Tekrar bir blog yazarı röportajı ile karşınızdayız. Konuğumuz ise Volkan Alabaz. Yurt dışında yaşayan Volkan, çok okuyan ve az uyuyan bir arkadaşımız.Özgün içeriği ile doldurduğu blogunun hikayesini bizlerle paylaşıyor.
Her zamanki gibi çok keyifli bir sohbet oldu sizlerinde sıkılmadan okuyacağınızı düşünüyorum.
Sözü fazla uzatmadan röportaja geçelim isterseniz.
Hoş geldiniz, röportaj isteğimizi geri çevirmeyip kabul ettiğiniz için çok teşekkür ederim.
Ben teşekkür ederim. Keyifli geçeceğini düşündüğüm bir sohbeti kim geri çevirebilir.
Öncelikle kendinizden bahsetmenizi rica ediyorum. Yani bilişim dünyasının dışındaki sizi tanımak istiyoruz. Bize biraz kendinizden bahsedebilir misiniz?
Zevkle. Uzun bir zamandır Dortmund’da yaşıyorum ve iki oğlum var. Kendimi bildim bileli de oyuncu olarak hayatımı devam ettiriyorum. Şuanda da Dortmund devlet tiyatrolarında oyunculuk hayatıma devam ediyorum ve mesleğim üzerine Master eğitimimin son yılına geldim. Bunun dışında en çok vakit geçirdiğim benim için ilk başlarda sadece hobi olan fotoğrafçılığı da meslek edindim. Bu araları inanılmaz bir Türkiye özlemi haricinde mutlu ve huzurlu dönemler yaşıyorum.
Çok fazla okuyan ve az uyuyan biriyim. Günde yaklaşık 15 bardak kahve içerim 🙂 İşimle alakalı konularda çok çekilmez ve sinir küpü bir adam olabilirim.
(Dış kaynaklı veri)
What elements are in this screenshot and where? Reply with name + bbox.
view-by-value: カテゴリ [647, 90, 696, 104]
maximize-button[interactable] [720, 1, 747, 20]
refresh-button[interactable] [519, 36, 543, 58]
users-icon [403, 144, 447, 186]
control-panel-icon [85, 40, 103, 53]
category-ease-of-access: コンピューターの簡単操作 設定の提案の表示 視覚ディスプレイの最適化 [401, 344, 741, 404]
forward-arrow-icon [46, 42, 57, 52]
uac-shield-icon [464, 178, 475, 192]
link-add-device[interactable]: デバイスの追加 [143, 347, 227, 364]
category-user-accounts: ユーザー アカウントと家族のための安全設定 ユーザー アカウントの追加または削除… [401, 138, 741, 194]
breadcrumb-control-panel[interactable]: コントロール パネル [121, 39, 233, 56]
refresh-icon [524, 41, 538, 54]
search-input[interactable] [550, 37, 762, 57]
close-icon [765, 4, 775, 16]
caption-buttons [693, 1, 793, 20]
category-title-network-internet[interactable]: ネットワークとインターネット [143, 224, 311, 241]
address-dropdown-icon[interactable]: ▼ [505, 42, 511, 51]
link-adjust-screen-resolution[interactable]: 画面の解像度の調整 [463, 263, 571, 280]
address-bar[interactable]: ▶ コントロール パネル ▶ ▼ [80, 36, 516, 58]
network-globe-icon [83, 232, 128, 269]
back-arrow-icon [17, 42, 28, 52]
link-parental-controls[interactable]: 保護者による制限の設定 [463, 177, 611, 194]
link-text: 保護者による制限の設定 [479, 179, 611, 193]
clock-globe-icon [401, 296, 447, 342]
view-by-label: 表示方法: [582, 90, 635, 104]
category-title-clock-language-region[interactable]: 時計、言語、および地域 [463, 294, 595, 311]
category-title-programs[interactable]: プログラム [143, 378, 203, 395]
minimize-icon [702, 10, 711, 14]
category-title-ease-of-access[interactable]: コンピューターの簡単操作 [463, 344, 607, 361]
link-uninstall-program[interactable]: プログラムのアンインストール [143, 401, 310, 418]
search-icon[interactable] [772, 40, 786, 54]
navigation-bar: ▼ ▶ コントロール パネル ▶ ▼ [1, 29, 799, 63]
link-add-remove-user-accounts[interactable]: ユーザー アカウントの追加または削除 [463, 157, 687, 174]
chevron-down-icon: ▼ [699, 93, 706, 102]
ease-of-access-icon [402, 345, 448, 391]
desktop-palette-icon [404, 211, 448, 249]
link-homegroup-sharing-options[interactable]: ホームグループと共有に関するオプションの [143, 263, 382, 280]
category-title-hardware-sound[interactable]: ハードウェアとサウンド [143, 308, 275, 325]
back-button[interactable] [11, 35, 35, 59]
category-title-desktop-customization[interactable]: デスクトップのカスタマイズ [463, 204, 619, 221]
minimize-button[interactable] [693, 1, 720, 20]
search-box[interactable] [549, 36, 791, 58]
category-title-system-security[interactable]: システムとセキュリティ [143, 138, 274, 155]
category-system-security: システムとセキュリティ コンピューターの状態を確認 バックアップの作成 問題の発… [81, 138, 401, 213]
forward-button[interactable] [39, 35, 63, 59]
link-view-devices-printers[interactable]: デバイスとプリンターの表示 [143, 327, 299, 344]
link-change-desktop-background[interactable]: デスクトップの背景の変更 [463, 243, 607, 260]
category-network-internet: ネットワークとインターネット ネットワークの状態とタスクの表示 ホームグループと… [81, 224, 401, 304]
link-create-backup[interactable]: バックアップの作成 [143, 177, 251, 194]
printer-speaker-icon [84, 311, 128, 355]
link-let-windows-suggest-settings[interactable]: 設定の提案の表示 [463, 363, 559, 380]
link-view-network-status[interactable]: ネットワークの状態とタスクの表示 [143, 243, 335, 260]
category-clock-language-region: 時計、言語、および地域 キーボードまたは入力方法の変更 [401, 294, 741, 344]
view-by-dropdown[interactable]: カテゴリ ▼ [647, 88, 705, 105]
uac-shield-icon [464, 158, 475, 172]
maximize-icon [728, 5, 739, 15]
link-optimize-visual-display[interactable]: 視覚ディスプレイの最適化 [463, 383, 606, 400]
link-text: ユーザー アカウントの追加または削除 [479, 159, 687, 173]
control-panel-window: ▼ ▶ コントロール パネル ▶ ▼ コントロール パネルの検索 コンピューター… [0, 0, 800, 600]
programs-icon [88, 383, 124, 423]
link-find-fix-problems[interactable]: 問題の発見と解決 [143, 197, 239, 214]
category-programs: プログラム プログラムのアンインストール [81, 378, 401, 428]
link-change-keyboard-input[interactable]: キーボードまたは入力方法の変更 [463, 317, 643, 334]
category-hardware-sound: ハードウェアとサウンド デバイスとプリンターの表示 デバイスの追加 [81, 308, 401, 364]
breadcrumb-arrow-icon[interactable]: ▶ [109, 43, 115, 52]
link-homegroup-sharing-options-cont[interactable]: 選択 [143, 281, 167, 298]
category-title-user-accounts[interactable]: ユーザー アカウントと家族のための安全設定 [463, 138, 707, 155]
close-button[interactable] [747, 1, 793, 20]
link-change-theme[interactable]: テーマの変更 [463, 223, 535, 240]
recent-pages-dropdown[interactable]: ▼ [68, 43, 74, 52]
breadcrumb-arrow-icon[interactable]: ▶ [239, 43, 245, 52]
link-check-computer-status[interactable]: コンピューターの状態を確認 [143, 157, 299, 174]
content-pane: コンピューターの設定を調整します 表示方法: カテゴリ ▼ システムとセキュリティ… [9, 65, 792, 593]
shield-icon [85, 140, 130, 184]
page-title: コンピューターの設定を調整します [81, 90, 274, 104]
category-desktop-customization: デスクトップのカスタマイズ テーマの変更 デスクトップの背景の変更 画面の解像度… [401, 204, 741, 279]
Temizlik hastasıyımdır sadelikten hoşlanırım.
Çocukluğumdan beri şans işte çok iyi insanlarla çalıştım ve çok disiplinli bir hayatım oldu bu yüzden hata nedir bilmeden yaşamaya çalışıyorum. Sözümü sakınmam kim olduğunu düşünmeden söylenmesi ne gerekiyorsa söylerim bunun içinde insanlar benim bu yönümü pek sevmezler.
Uzun zamandır yapamazsam da Antalya’da büyümenin verdiği bir duygu olsa gerek deniz hastalığım vardır. Demek istediğim dalmayı, balıkçılığı ve yüzmesine bayılırım. Eskiden havaya bakmadan her gün sabah yüzerdim. Şimdi denizin nasıl bir şey olduğunu unuttum vallaha. Genelde Almanya’da kış sporları baya bir aktif olduğu için kaymaya gidiyoruz ama çokta başarılı değilim. 🙂
Zamandan fırsat bulursam çocuklarımla beraber arada bir model araba ve uçak kullanmaya gideriz aslında ailecek bu tarz hobilerle vakit geçirmekten çok keyif alıyoruz. Ama çok nadir oluyor. En çok keyif aldığım geceleri eşimle beraber Play Station veya farklı oyun konsollarında zaman geçirmek beni çok rahatlatıyor. Oyun oynamayı çok seviyorum yani.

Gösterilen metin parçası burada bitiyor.